Linking these insights to business results allowed us to model and quantify the following:
• Focusing on delivering an “on-brand experience” in the 4 key areas (out of 25+ potential areas) of the customer experience results in an industry-leading customer loyalty result, with a measurable and immediate NPS improvement.
• This impact had a 30% improvement in customer lifecycle revenue, based on visit frequency, increased spending per visit.
• Improving the experience would allow the company to expand its customer base within the family members and their friends, making new customer growth faster and less expensive.

By Greg Tucker

Greg Tucker is a Who’s who of Customer Experience and award-winning CX practitioner, advisor and leader for more than 15 years.
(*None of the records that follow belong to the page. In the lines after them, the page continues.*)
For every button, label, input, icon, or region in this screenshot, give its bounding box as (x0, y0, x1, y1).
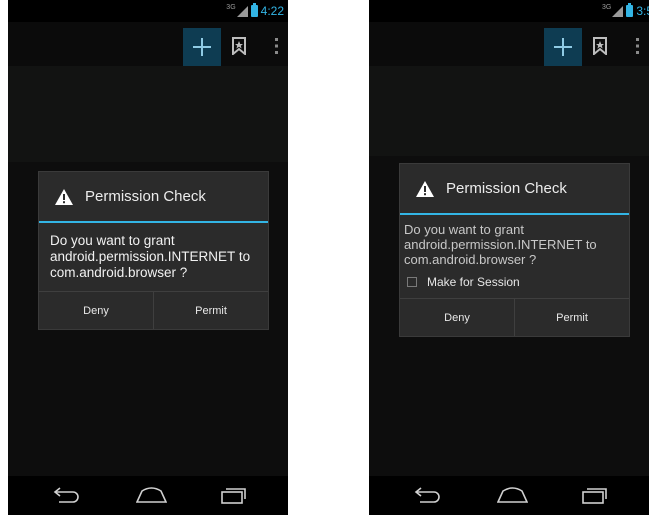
permission-dialog: Permission Check Do you want to grant an… (399, 163, 630, 337)
overflow-menu-icon[interactable] (274, 38, 280, 54)
network-type: 3G (226, 4, 236, 11)
deny-button[interactable]: Deny (400, 299, 514, 336)
bookmark-icon[interactable] (232, 37, 246, 55)
permit-button[interactable]: Permit (153, 292, 268, 329)
warning-icon (416, 180, 434, 197)
phone-screen-right: 3G 3:5 (369, 0, 649, 515)
dialog-button-bar: Deny Permit (39, 291, 268, 329)
battery-icon (626, 3, 634, 17)
plus-icon (554, 38, 572, 56)
dialog-header: Permission Check (400, 164, 629, 215)
bookmark-icon[interactable] (593, 37, 607, 55)
plus-icon (193, 38, 211, 56)
make-for-session-option[interactable]: Make for Session (400, 271, 629, 293)
status-time: 3:5 (636, 4, 649, 18)
add-tab-button[interactable] (183, 28, 221, 66)
add-tab-button[interactable] (544, 28, 582, 66)
navigation-bar (8, 476, 288, 515)
session-checkbox-label: Make for Session (427, 275, 520, 289)
warning-icon (55, 188, 73, 205)
signal-icon (612, 5, 624, 17)
content-band (369, 66, 649, 156)
signal-icon (236, 5, 248, 17)
dialog-message: Do you want to grant android.permission.… (50, 233, 251, 280)
dialog-title: Permission Check (85, 188, 206, 205)
dialog-header: Permission Check (39, 172, 268, 223)
session-checkbox[interactable] (407, 277, 417, 287)
recent-apps-icon[interactable] (581, 486, 608, 504)
action-bar (8, 22, 288, 66)
dialog-message: Do you want to grant android.permission.… (404, 222, 597, 267)
status-icons: 3G 3:5 (602, 3, 649, 19)
battery-icon (250, 3, 258, 17)
recent-apps-icon[interactable] (220, 486, 247, 504)
content-band (8, 66, 288, 162)
permit-button[interactable]: Permit (514, 299, 629, 336)
back-icon[interactable] (53, 486, 81, 504)
network-type: 3G (601, 4, 612, 11)
permission-dialog: Permission Check Do you want to grant an… (38, 171, 269, 330)
status-icons: 3G 4:22 (226, 3, 284, 19)
status-time: 4:22 (260, 4, 284, 18)
dialog-title: Permission Check (446, 180, 567, 197)
home-icon[interactable] (136, 487, 167, 503)
home-icon[interactable] (497, 487, 528, 503)
phone-screen-left: 3G 4:22 Permission Check Do you want to … (8, 0, 288, 515)
status-bar: 3G 3:5 (369, 0, 649, 22)
overflow-menu-icon[interactable] (635, 38, 641, 54)
back-icon[interactable] (414, 486, 442, 504)
deny-button[interactable]: Deny (39, 292, 153, 329)
status-bar: 3G 4:22 (8, 0, 288, 22)
action-bar (369, 22, 649, 66)
navigation-bar (369, 476, 649, 515)
dialog-button-bar: Deny Permit (400, 298, 629, 336)
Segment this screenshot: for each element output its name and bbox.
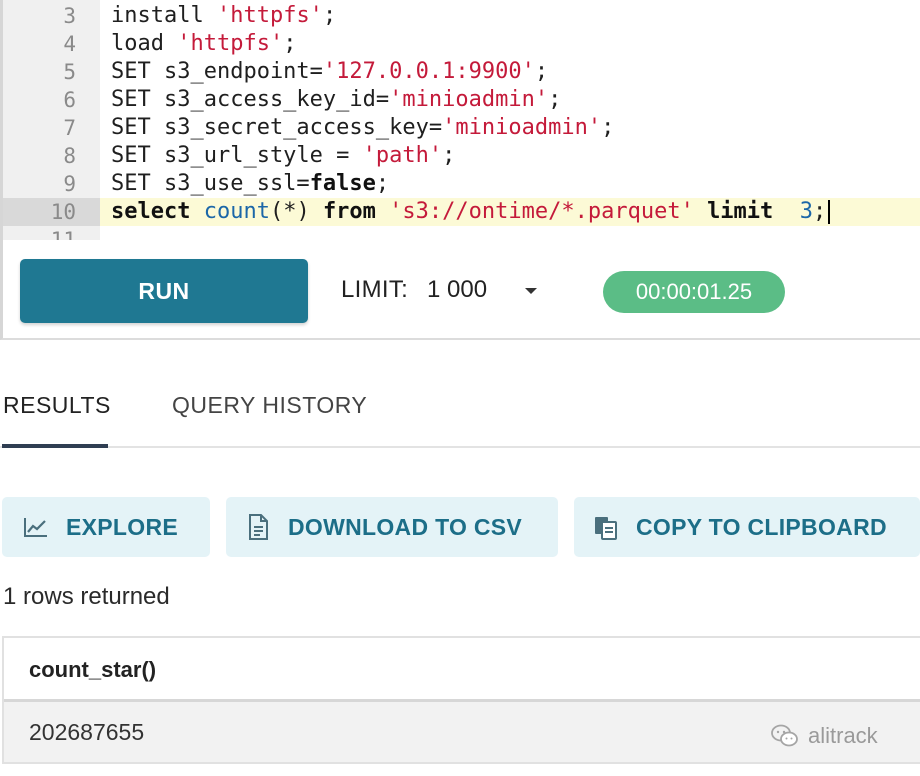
chart-line-icon	[22, 513, 50, 541]
code-token: false	[309, 171, 376, 196]
rows-returned-text: 1 rows returned	[3, 583, 170, 610]
active-tab-indicator	[2, 444, 108, 448]
explore-label: EXPLORE	[66, 513, 179, 540]
code-token: ;	[283, 31, 297, 56]
code-token: ;	[322, 3, 337, 28]
code-token: (*)	[269, 199, 323, 224]
code-token: SET s3_use_ssl=	[111, 171, 310, 196]
code-token: 'minioadmin'	[389, 87, 549, 112]
explore-button[interactable]: EXPLORE	[2, 497, 210, 557]
wechat-icon	[770, 723, 800, 749]
code-text[interactable]: load 'httpfs';	[111, 30, 296, 58]
download-csv-label: DOWNLOAD TO CSV	[288, 513, 523, 540]
results-tabs: RESULTS QUERY HISTORY	[0, 370, 920, 448]
code-text[interactable]: select count(*) from 's3://ontime/*.parq…	[111, 198, 831, 226]
document-icon	[244, 513, 272, 541]
code-line[interactable]: 11	[3, 226, 920, 240]
code-token: '127.0.0.1:9900'	[322, 59, 535, 84]
code-text[interactable]: SET s3_access_key_id='minioadmin';	[111, 86, 561, 114]
elapsed-time-badge: 00:00:01.25	[603, 271, 785, 313]
table-header[interactable]: count_star()	[4, 638, 920, 702]
code-token: SET s3_url_style =	[111, 143, 363, 168]
code-token: select	[111, 199, 204, 224]
sql-editor[interactable]: 3 install 'httpfs'; 4 load 'httpfs'; 5 SET s3…	[0, 0, 920, 240]
caret-down-icon[interactable]	[525, 288, 537, 294]
tab-results[interactable]: RESULTS	[3, 392, 111, 419]
code-token: limit	[707, 199, 774, 224]
code-token: ;	[601, 115, 615, 140]
run-button[interactable]: RUN	[20, 259, 308, 323]
watermark-text: alitrack	[808, 723, 878, 748]
code-token: load	[111, 31, 178, 56]
code-token: 'httpfs'	[177, 31, 284, 56]
code-token: from	[322, 199, 390, 224]
code-line[interactable]: 7 SET s3_secret_access_key='minioadmin';	[3, 114, 920, 142]
code-lines[interactable]: 3 install 'httpfs'; 4 load 'httpfs'; 5 SET s3…	[3, 2, 920, 240]
code-text[interactable]: SET s3_use_ssl=false;	[111, 170, 389, 198]
line-number: 9	[63, 172, 76, 196]
line-number: 11	[50, 228, 76, 240]
limit-label: LIMIT:	[341, 276, 409, 303]
code-token: 'minioadmin'	[442, 115, 602, 140]
code-line[interactable]: 6 SET s3_access_key_id='minioadmin';	[3, 86, 920, 114]
code-token: SET s3_secret_access_key=	[111, 115, 443, 140]
code-token: ;	[442, 143, 456, 168]
code-text[interactable]: SET s3_url_style = 'path';	[111, 142, 455, 170]
line-number: 7	[63, 116, 76, 140]
copy-to-clipboard-button[interactable]: COPY TO CLIPBOARD	[574, 497, 920, 557]
text-cursor	[828, 200, 831, 224]
line-number: 6	[63, 88, 76, 112]
code-token: SET s3_access_key_id=	[111, 87, 390, 112]
code-token: 3	[799, 199, 814, 224]
line-number: 10	[3, 198, 100, 226]
line-number: 3	[63, 4, 76, 28]
table-cell: 202687655	[29, 719, 145, 745]
line-number: 8	[63, 144, 76, 168]
code-line[interactable]: 3 install 'httpfs';	[3, 2, 920, 30]
code-token: ;	[375, 171, 390, 196]
code-text[interactable]: SET s3_secret_access_key='minioadmin';	[111, 114, 614, 142]
code-line[interactable]: 10 select count(*) from 's3://ontime/*.pa…	[3, 198, 920, 226]
clipboard-icon	[592, 513, 620, 541]
code-token: SET s3_endpoint=	[111, 59, 323, 84]
code-token: ;	[548, 87, 562, 112]
watermark: alitrack	[770, 723, 878, 749]
column-header: count_star()	[29, 657, 157, 682]
download-csv-button[interactable]: DOWNLOAD TO CSV	[226, 497, 558, 557]
code-token: ;	[813, 199, 827, 224]
run-toolbar: RUN LIMIT: 1 000 00:00:01.25	[0, 240, 920, 340]
code-token: count	[203, 199, 270, 224]
line-number: 4	[63, 32, 76, 56]
tab-query-history[interactable]: QUERY HISTORY	[172, 392, 367, 419]
code-token: install	[111, 3, 217, 28]
copy-to-clipboard-label: COPY TO CLIPBOARD	[636, 513, 887, 540]
code-line[interactable]: 9 SET s3_use_ssl=false;	[3, 170, 920, 198]
code-token: 'httpfs'	[216, 3, 323, 28]
code-line[interactable]: 8 SET s3_url_style = 'path';	[3, 142, 920, 170]
code-token: 's3://ontime/*.parquet'	[389, 199, 694, 224]
code-token: ;	[534, 59, 549, 84]
code-line[interactable]: 4 load 'httpfs';	[3, 30, 920, 58]
code-text[interactable]: install 'httpfs';	[111, 2, 336, 30]
limit-select[interactable]: 1 000	[427, 276, 487, 304]
code-token: 'path'	[362, 143, 443, 168]
code-line[interactable]: 5 SET s3_endpoint='127.0.0.1:9900';	[3, 58, 920, 86]
code-text[interactable]: SET s3_endpoint='127.0.0.1:9900';	[111, 58, 548, 86]
line-number: 5	[63, 60, 76, 84]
As CEO of Tucker & Company he consults to Fortune 1000 enterprises and emerging companies on Customer Experience strategies and programs, delivering transformational business results. As a CX Officer and CMO at Copart Auto Auctions, he implemented an end-to-end CX program across all channels that delivered a 20% improvement in Enterprise profitability and received the 2012 CX Innovation Award for delivering a powerful ROI from the CX Program.